THERE is something special about lighthouses, something John Love realised at an early age.
Growing up in Inverness, Love may not have had many lighthouses close at hand, but trips away with Inverness Bird Club introduced him to lighthouses on Scotland’s islands and wilder coasts.
A zoology degree at Aberdeen University and a career with the Nature Conservancy Council, where he managed the sea eagle reintroduction programme on the Isle of Rum, and with successor organisation Scottish Natural Heritage as area manager for the Uists, Barra and St Kilda, also introduced him to lighthouses in some of Scotland’s wildest locations.
"When you start going to islands, you inevitably encounter lighthouses," he pointed out.
"Since I started doing lectures on cruises, that’s opened up lots of chances of photographing lighthouses from the sea, and I’ve done various helicopter and other flights around seabird colonies and such like, so I managed to get a few aerial photographs."
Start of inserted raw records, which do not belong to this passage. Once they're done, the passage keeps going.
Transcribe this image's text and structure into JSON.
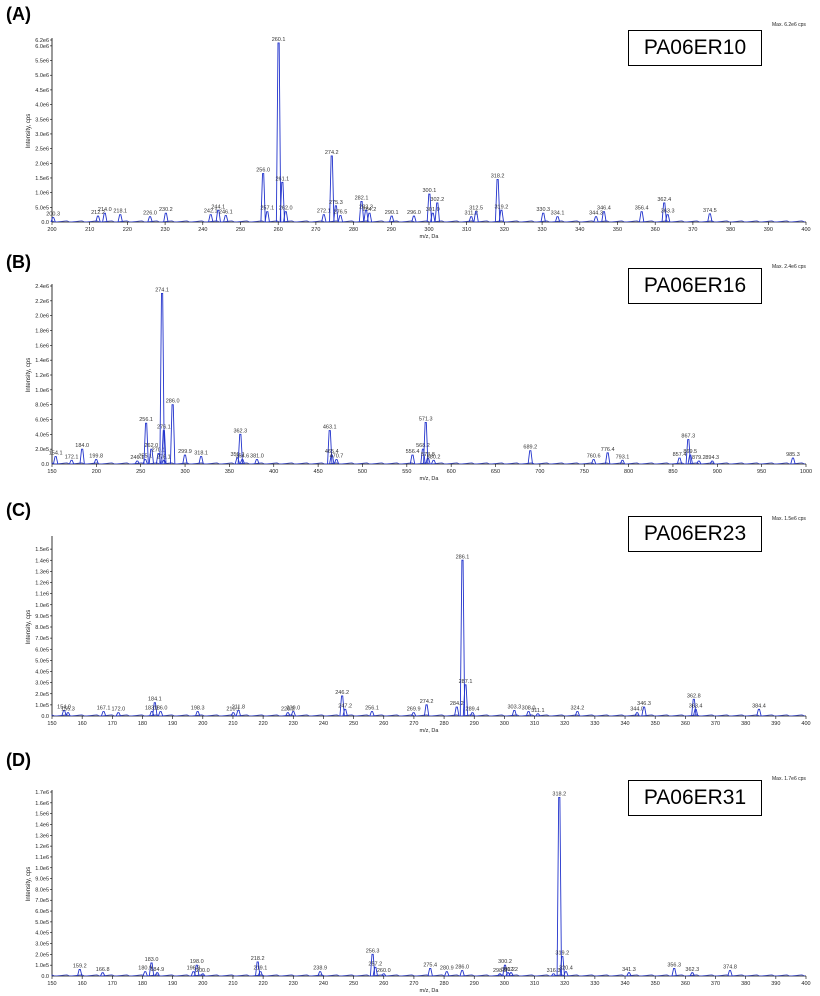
{
  "chart_data": [
    {
      "type": "line",
      "panel_label": "(A)",
      "sample": "PA06ER10",
      "max_text": "Max. 6.2e6 cps",
      "xlabel": "m/z, Da",
      "ylabel": "Intensity, cps",
      "xlim": [
        200,
        400
      ],
      "ylim": [
        0,
        6200000
      ],
      "xticks": [
        200,
        210,
        220,
        230,
        240,
        250,
        260,
        270,
        280,
        290,
        300,
        310,
        320,
        330,
        340,
        350,
        360,
        370,
        380,
        390,
        400
      ],
      "yticks": [
        {
          "value": 500000,
          "label": "5.0e5"
        },
        {
          "value": 1000000,
          "label": "1.0e6"
        },
        {
          "value": 1500000,
          "label": "1.5e6"
        },
        {
          "value": 2000000,
          "label": "2.0e6"
        },
        {
          "value": 2500000,
          "label": "2.5e6"
        },
        {
          "value": 3000000,
          "label": "3.0e6"
        },
        {
          "value": 3500000,
          "label": "3.5e6"
        },
        {
          "value": 4000000,
          "label": "4.0e6"
        },
        {
          "value": 4500000,
          "label": "4.5e6"
        },
        {
          "value": 5000000,
          "label": "5.0e6"
        },
        {
          "value": 5500000,
          "label": "5.5e6"
        },
        {
          "value": 6000000,
          "label": "6.0e6"
        },
        {
          "value": 6200000,
          "label": "6.2e6"
        }
      ],
      "peaks": [
        {
          "x": 200.3,
          "y": 150000,
          "label": "200.3"
        },
        {
          "x": 212.2,
          "y": 200000,
          "label": "212.2"
        },
        {
          "x": 214.0,
          "y": 300000,
          "label": "214.0"
        },
        {
          "x": 218.1,
          "y": 250000,
          "label": "218.1"
        },
        {
          "x": 226.0,
          "y": 180000,
          "label": "226.0"
        },
        {
          "x": 230.2,
          "y": 300000,
          "label": "230.2"
        },
        {
          "x": 242.1,
          "y": 250000,
          "label": "242.1"
        },
        {
          "x": 244.1,
          "y": 400000,
          "label": "244.1"
        },
        {
          "x": 246.1,
          "y": 220000,
          "label": "246.1"
        },
        {
          "x": 256.0,
          "y": 1650000,
          "label": "256.0"
        },
        {
          "x": 257.1,
          "y": 350000,
          "label": "257.1"
        },
        {
          "x": 260.1,
          "y": 6100000,
          "label": "260.1"
        },
        {
          "x": 261.1,
          "y": 1350000,
          "label": "261.1"
        },
        {
          "x": 262.0,
          "y": 350000,
          "label": "262.0"
        },
        {
          "x": 272.1,
          "y": 250000,
          "label": "272.1"
        },
        {
          "x": 274.2,
          "y": 2250000,
          "label": "274.2"
        },
        {
          "x": 275.3,
          "y": 550000,
          "label": "275.3"
        },
        {
          "x": 276.5,
          "y": 220000,
          "label": "276.5"
        },
        {
          "x": 282.1,
          "y": 700000,
          "label": "282.1"
        },
        {
          "x": 284.2,
          "y": 300000,
          "label": "284.2"
        },
        {
          "x": 283.3,
          "y": 400000,
          "label": "283.3"
        },
        {
          "x": 290.1,
          "y": 200000,
          "label": "290.1"
        },
        {
          "x": 296.0,
          "y": 200000,
          "label": "296.0"
        },
        {
          "x": 300.1,
          "y": 950000,
          "label": "300.1"
        },
        {
          "x": 301.0,
          "y": 300000,
          "label": "301.0"
        },
        {
          "x": 302.2,
          "y": 650000,
          "label": "302.2"
        },
        {
          "x": 311.2,
          "y": 180000,
          "label": "311.2"
        },
        {
          "x": 312.5,
          "y": 350000,
          "label": "312.5"
        },
        {
          "x": 318.2,
          "y": 1450000,
          "label": "318.2"
        },
        {
          "x": 319.2,
          "y": 400000,
          "label": "319.2"
        },
        {
          "x": 330.3,
          "y": 300000,
          "label": "330.3"
        },
        {
          "x": 334.1,
          "y": 180000,
          "label": "334.1"
        },
        {
          "x": 344.3,
          "y": 180000,
          "label": "344.3"
        },
        {
          "x": 346.4,
          "y": 350000,
          "label": "346.4"
        },
        {
          "x": 356.4,
          "y": 350000,
          "label": "356.4"
        },
        {
          "x": 362.4,
          "y": 650000,
          "label": "362.4"
        },
        {
          "x": 363.3,
          "y": 250000,
          "label": "363.3"
        },
        {
          "x": 374.5,
          "y": 280000,
          "label": "374.5"
        }
      ]
    },
    {
      "type": "line",
      "panel_label": "(B)",
      "sample": "PA06ER16",
      "max_text": "Max. 2.4e6 cps",
      "xlabel": "m/z, Da",
      "ylabel": "Intensity, cps",
      "xlim": [
        150,
        1000
      ],
      "ylim": [
        0,
        2400000
      ],
      "xticks": [
        150,
        200,
        250,
        300,
        350,
        400,
        450,
        500,
        550,
        600,
        650,
        700,
        750,
        800,
        850,
        900,
        950,
        1000
      ],
      "yticks": [
        {
          "value": 200000,
          "label": "2.0e5"
        },
        {
          "value": 400000,
          "label": "4.0e5"
        },
        {
          "value": 600000,
          "label": "6.0e5"
        },
        {
          "value": 800000,
          "label": "8.0e5"
        },
        {
          "value": 1000000,
          "label": "1.0e6"
        },
        {
          "value": 1200000,
          "label": "1.2e6"
        },
        {
          "value": 1400000,
          "label": "1.4e6"
        },
        {
          "value": 1600000,
          "label": "1.6e6"
        },
        {
          "value": 1800000,
          "label": "1.8e6"
        },
        {
          "value": 2000000,
          "label": "2.0e6"
        },
        {
          "value": 2200000,
          "label": "2.2e6"
        },
        {
          "value": 2400000,
          "label": "2.4e6"
        }
      ],
      "peaks": [
        {
          "x": 154.1,
          "y": 100000,
          "label": "154.1"
        },
        {
          "x": 172.1,
          "y": 50000,
          "label": "172.1"
        },
        {
          "x": 184.0,
          "y": 200000,
          "label": "184.0"
        },
        {
          "x": 199.8,
          "y": 60000,
          "label": "199.8"
        },
        {
          "x": 246.1,
          "y": 40000,
          "label": "246.1"
        },
        {
          "x": 255.1,
          "y": 60000,
          "label": "255.1"
        },
        {
          "x": 256.1,
          "y": 550000,
          "label": "256.1"
        },
        {
          "x": 262.0,
          "y": 200000,
          "label": "262.0"
        },
        {
          "x": 270.1,
          "y": 140000,
          "label": "270.1"
        },
        {
          "x": 274.1,
          "y": 2300000,
          "label": "274.1"
        },
        {
          "x": 276.1,
          "y": 50000,
          "label": "276.1"
        },
        {
          "x": 276.1,
          "y": 450000,
          "label": "276.1"
        },
        {
          "x": 286.0,
          "y": 800000,
          "label": "286.0"
        },
        {
          "x": 299.9,
          "y": 120000,
          "label": "299.9"
        },
        {
          "x": 318.1,
          "y": 100000,
          "label": "318.1"
        },
        {
          "x": 359.0,
          "y": 80000,
          "label": "359.0"
        },
        {
          "x": 362.3,
          "y": 400000,
          "label": "362.3"
        },
        {
          "x": 364.6,
          "y": 60000,
          "label": "364.6"
        },
        {
          "x": 381.0,
          "y": 60000,
          "label": "381.0"
        },
        {
          "x": 463.1,
          "y": 450000,
          "label": "463.1"
        },
        {
          "x": 465.4,
          "y": 120000,
          "label": "465.4"
        },
        {
          "x": 470.7,
          "y": 60000,
          "label": "470.7"
        },
        {
          "x": 556.4,
          "y": 120000,
          "label": "556.4"
        },
        {
          "x": 568.2,
          "y": 200000,
          "label": "568.2"
        },
        {
          "x": 571.3,
          "y": 560000,
          "label": "571.3"
        },
        {
          "x": 573.8,
          "y": 80000,
          "label": "573.8"
        },
        {
          "x": 580.2,
          "y": 50000,
          "label": "580.2"
        },
        {
          "x": 689.2,
          "y": 180000,
          "label": "689.2"
        },
        {
          "x": 760.6,
          "y": 60000,
          "label": "760.6"
        },
        {
          "x": 776.4,
          "y": 150000,
          "label": "776.4"
        },
        {
          "x": 793.1,
          "y": 50000,
          "label": "793.1"
        },
        {
          "x": 857.4,
          "y": 80000,
          "label": "857.4"
        },
        {
          "x": 867.3,
          "y": 330000,
          "label": "867.3"
        },
        {
          "x": 869.5,
          "y": 120000,
          "label": "869.5"
        },
        {
          "x": 879.2,
          "y": 40000,
          "label": "879.2"
        },
        {
          "x": 894.3,
          "y": 40000,
          "label": "894.3"
        },
        {
          "x": 985.3,
          "y": 80000,
          "label": "985.3"
        }
      ]
    },
    {
      "type": "line",
      "panel_label": "(C)",
      "sample": "PA06ER23",
      "max_text": "Max. 1.5e6 cps",
      "xlabel": "m/z, Da",
      "ylabel": "Intensity, cps",
      "xlim": [
        150,
        400
      ],
      "ylim": [
        0,
        1600000
      ],
      "xticks": [
        150,
        160,
        170,
        180,
        190,
        200,
        210,
        220,
        230,
        240,
        250,
        260,
        270,
        280,
        290,
        300,
        310,
        320,
        330,
        340,
        350,
        360,
        370,
        380,
        390,
        400
      ],
      "yticks": [
        {
          "value": 100000,
          "label": "1.0e5"
        },
        {
          "value": 200000,
          "label": "2.0e5"
        },
        {
          "value": 300000,
          "label": "3.0e5"
        },
        {
          "value": 400000,
          "label": "4.0e5"
        },
        {
          "value": 500000,
          "label": "5.0e5"
        },
        {
          "value": 600000,
          "label": "6.0e5"
        },
        {
          "value": 700000,
          "label": "7.0e5"
        },
        {
          "value": 800000,
          "label": "8.0e5"
        },
        {
          "value": 900000,
          "label": "9.0e5"
        },
        {
          "value": 1000000,
          "label": "1.0e6"
        },
        {
          "value": 1100000,
          "label": "1.1e6"
        },
        {
          "value": 1200000,
          "label": "1.2e6"
        },
        {
          "value": 1300000,
          "label": "1.3e6"
        },
        {
          "value": 1400000,
          "label": "1.4e6"
        },
        {
          "value": 1500000,
          "label": "1.5e6"
        }
      ],
      "peaks": [
        {
          "x": 154.0,
          "y": 50000,
          "label": "154.0"
        },
        {
          "x": 155.3,
          "y": 30000,
          "label": "155.3"
        },
        {
          "x": 167.1,
          "y": 40000,
          "label": "167.1"
        },
        {
          "x": 172.0,
          "y": 30000,
          "label": "172.0"
        },
        {
          "x": 184.1,
          "y": 120000,
          "label": "184.1"
        },
        {
          "x": 183.1,
          "y": 40000,
          "label": "183.1"
        },
        {
          "x": 186.0,
          "y": 40000,
          "label": "186.0"
        },
        {
          "x": 198.3,
          "y": 40000,
          "label": "198.3"
        },
        {
          "x": 210.1,
          "y": 30000,
          "label": "210.1"
        },
        {
          "x": 211.8,
          "y": 50000,
          "label": "211.8"
        },
        {
          "x": 228.2,
          "y": 30000,
          "label": "228.2"
        },
        {
          "x": 230.0,
          "y": 40000,
          "label": "230.0"
        },
        {
          "x": 246.2,
          "y": 180000,
          "label": "246.2"
        },
        {
          "x": 247.2,
          "y": 60000,
          "label": "247.2"
        },
        {
          "x": 256.1,
          "y": 40000,
          "label": "256.1"
        },
        {
          "x": 269.9,
          "y": 30000,
          "label": "269.9"
        },
        {
          "x": 274.2,
          "y": 100000,
          "label": "274.2"
        },
        {
          "x": 284.2,
          "y": 80000,
          "label": "284.2"
        },
        {
          "x": 286.1,
          "y": 1400000,
          "label": "286.1"
        },
        {
          "x": 287.1,
          "y": 280000,
          "label": "287.1"
        },
        {
          "x": 289.4,
          "y": 30000,
          "label": "289.4"
        },
        {
          "x": 303.3,
          "y": 50000,
          "label": "303.3"
        },
        {
          "x": 308.0,
          "y": 40000,
          "label": "308.0"
        },
        {
          "x": 311.1,
          "y": 20000,
          "label": "311.1"
        },
        {
          "x": 324.2,
          "y": 40000,
          "label": "324.2"
        },
        {
          "x": 344.0,
          "y": 30000,
          "label": "344.0"
        },
        {
          "x": 346.3,
          "y": 80000,
          "label": "346.3"
        },
        {
          "x": 362.8,
          "y": 150000,
          "label": "362.8"
        },
        {
          "x": 363.4,
          "y": 60000,
          "label": "363.4"
        },
        {
          "x": 384.4,
          "y": 60000,
          "label": "384.4"
        }
      ]
    },
    {
      "type": "line",
      "panel_label": "(D)",
      "sample": "PA06ER31",
      "max_text": "Max. 1.7e6 cps",
      "xlabel": "m/z, Da",
      "ylabel": "Intensity, cps",
      "xlim": [
        150,
        400
      ],
      "ylim": [
        0,
        1700000
      ],
      "xticks": [
        150,
        160,
        170,
        180,
        190,
        200,
        210,
        220,
        230,
        240,
        250,
        260,
        270,
        280,
        290,
        300,
        310,
        320,
        330,
        340,
        350,
        360,
        370,
        380,
        390,
        400
      ],
      "yticks": [
        {
          "value": 100000,
          "label": "1.0e5"
        },
        {
          "value": 200000,
          "label": "2.0e5"
        },
        {
          "value": 300000,
          "label": "3.0e5"
        },
        {
          "value": 400000,
          "label": "4.0e5"
        },
        {
          "value": 500000,
          "label": "5.0e5"
        },
        {
          "value": 600000,
          "label": "6.0e5"
        },
        {
          "value": 700000,
          "label": "7.0e5"
        },
        {
          "value": 800000,
          "label": "8.0e5"
        },
        {
          "value": 900000,
          "label": "9.0e5"
        },
        {
          "value": 1000000,
          "label": "1.0e6"
        },
        {
          "value": 1100000,
          "label": "1.1e6"
        },
        {
          "value": 1200000,
          "label": "1.2e6"
        },
        {
          "value": 1300000,
          "label": "1.3e6"
        },
        {
          "value": 1400000,
          "label": "1.4e6"
        },
        {
          "value": 1500000,
          "label": "1.5e6"
        },
        {
          "value": 1600000,
          "label": "1.6e6"
        },
        {
          "value": 1700000,
          "label": "1.7e6"
        }
      ],
      "peaks": [
        {
          "x": 159.2,
          "y": 60000,
          "label": "159.2"
        },
        {
          "x": 166.8,
          "y": 30000,
          "label": "166.8"
        },
        {
          "x": 183.0,
          "y": 120000,
          "label": "183.0"
        },
        {
          "x": 180.9,
          "y": 40000,
          "label": "180.9"
        },
        {
          "x": 184.9,
          "y": 30000,
          "label": "184.9"
        },
        {
          "x": 198.0,
          "y": 100000,
          "label": "198.0"
        },
        {
          "x": 196.9,
          "y": 40000,
          "label": "196.9"
        },
        {
          "x": 200.0,
          "y": 20000,
          "label": "200.0"
        },
        {
          "x": 218.2,
          "y": 130000,
          "label": "218.2"
        },
        {
          "x": 219.1,
          "y": 40000,
          "label": "219.1"
        },
        {
          "x": 238.9,
          "y": 40000,
          "label": "238.9"
        },
        {
          "x": 256.3,
          "y": 200000,
          "label": "256.3"
        },
        {
          "x": 257.2,
          "y": 80000,
          "label": "257.2"
        },
        {
          "x": 260.0,
          "y": 20000,
          "label": "260.0"
        },
        {
          "x": 275.4,
          "y": 70000,
          "label": "275.4"
        },
        {
          "x": 280.9,
          "y": 40000,
          "label": "280.9"
        },
        {
          "x": 286.0,
          "y": 50000,
          "label": "286.0"
        },
        {
          "x": 298.5,
          "y": 20000,
          "label": "298.5"
        },
        {
          "x": 300.2,
          "y": 100000,
          "label": "300.2"
        },
        {
          "x": 301.2,
          "y": 30000,
          "label": "301.2"
        },
        {
          "x": 302.2,
          "y": 30000,
          "label": "302.2"
        },
        {
          "x": 316.3,
          "y": 20000,
          "label": "316.3"
        },
        {
          "x": 318.2,
          "y": 1650000,
          "label": "318.2"
        },
        {
          "x": 319.2,
          "y": 180000,
          "label": "319.2"
        },
        {
          "x": 320.4,
          "y": 40000,
          "label": "320.4"
        },
        {
          "x": 341.3,
          "y": 30000,
          "label": "341.3"
        },
        {
          "x": 356.3,
          "y": 70000,
          "label": "356.3"
        },
        {
          "x": 362.3,
          "y": 30000,
          "label": "362.3"
        },
        {
          "x": 374.8,
          "y": 50000,
          "label": "374.8"
        }
      ]
    }
  ]
}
Some of these photographs from land, sea and air feature in Love’s latest book, A Natural History of Lighthouses, combining his interest in lighthouses with his love of the natural world.
The book has its origins in a lecture he was asked to deliver by the Islands Book Trust to mark the 200th anniversary of the Bell Rock Lighthouse, designed by Robert Stevenson of the lighthouse building Edinburgh dynasty. That led to a smaller book on island lighthouses and, as Love looked into the subject, he discovered how keepers had helped contribute to the study of natural history.
"For example, John Maclean Campbell was a keeper on the Bell Rock and he kept a diary of all the wildlife he encountered around this tiny rock and that was fascinating. Other keepers were doing similar things," Love said.
"As lighthouses were automated the keepers left and there was no one to record these things any more, but fortunately, a lot have become bird observatories or field centres in their own right."
For the most part, keepers seemed content to observe and live in harmony with their wild neighbours.
"Keepers tended not to bother hunting anything, or if they did, it was in a very minor way," Love said.
"They were quite happy, though, if birds hit the glass and broke their necks, to cook them up in a pie as a source of fresh meat.
"Lighthouses tended to be on in quite prominent positions on promontories or cliffs and these tended to be on the routes birds would take during their migration.
"Putting a lighthouse there suddenly attracted them down. We’ll never know what the impact was on the bird population. It was probably relatively insignificant given the many hundreds of thousands of birds that were migrating at the time, but it must have looked quite dramatic and with rock lighthouse like Bell Rock and Skerryvore, nobody knew how many birds were killed and washed away never to be seen again."
Of all the lighthouses that Love has visited over the years, the one that stands out for him is at Barra Head on Berneray at the southern tip of the Western Isles.
"It’s a very dramatic setting," Love said.
"It’s sitting on top of a 700 foot cliff and the keepers would describe stones being thrown up over the wall during storms and landing in the courtyard outside and the lighthouse shuddering. I just love it."
It was a lonely life for the island keepers, but one Love believes he would have coped with himself.
"I have always enjoyed living in remote areas. I spent many years on Rum, which has a population of about 30. I now live on South Uist and enjoy being part of a bigger community, but I think I would have survived quite well as a lighthouse keeper," he said.
"Even today, it has an appeal to many people, that sort of romantic lifestyle."
• A Natural History of Lighthouses by John A. Love is published by Whittles Publishing based in Dunbeath, Caithness, priced £30 hardback.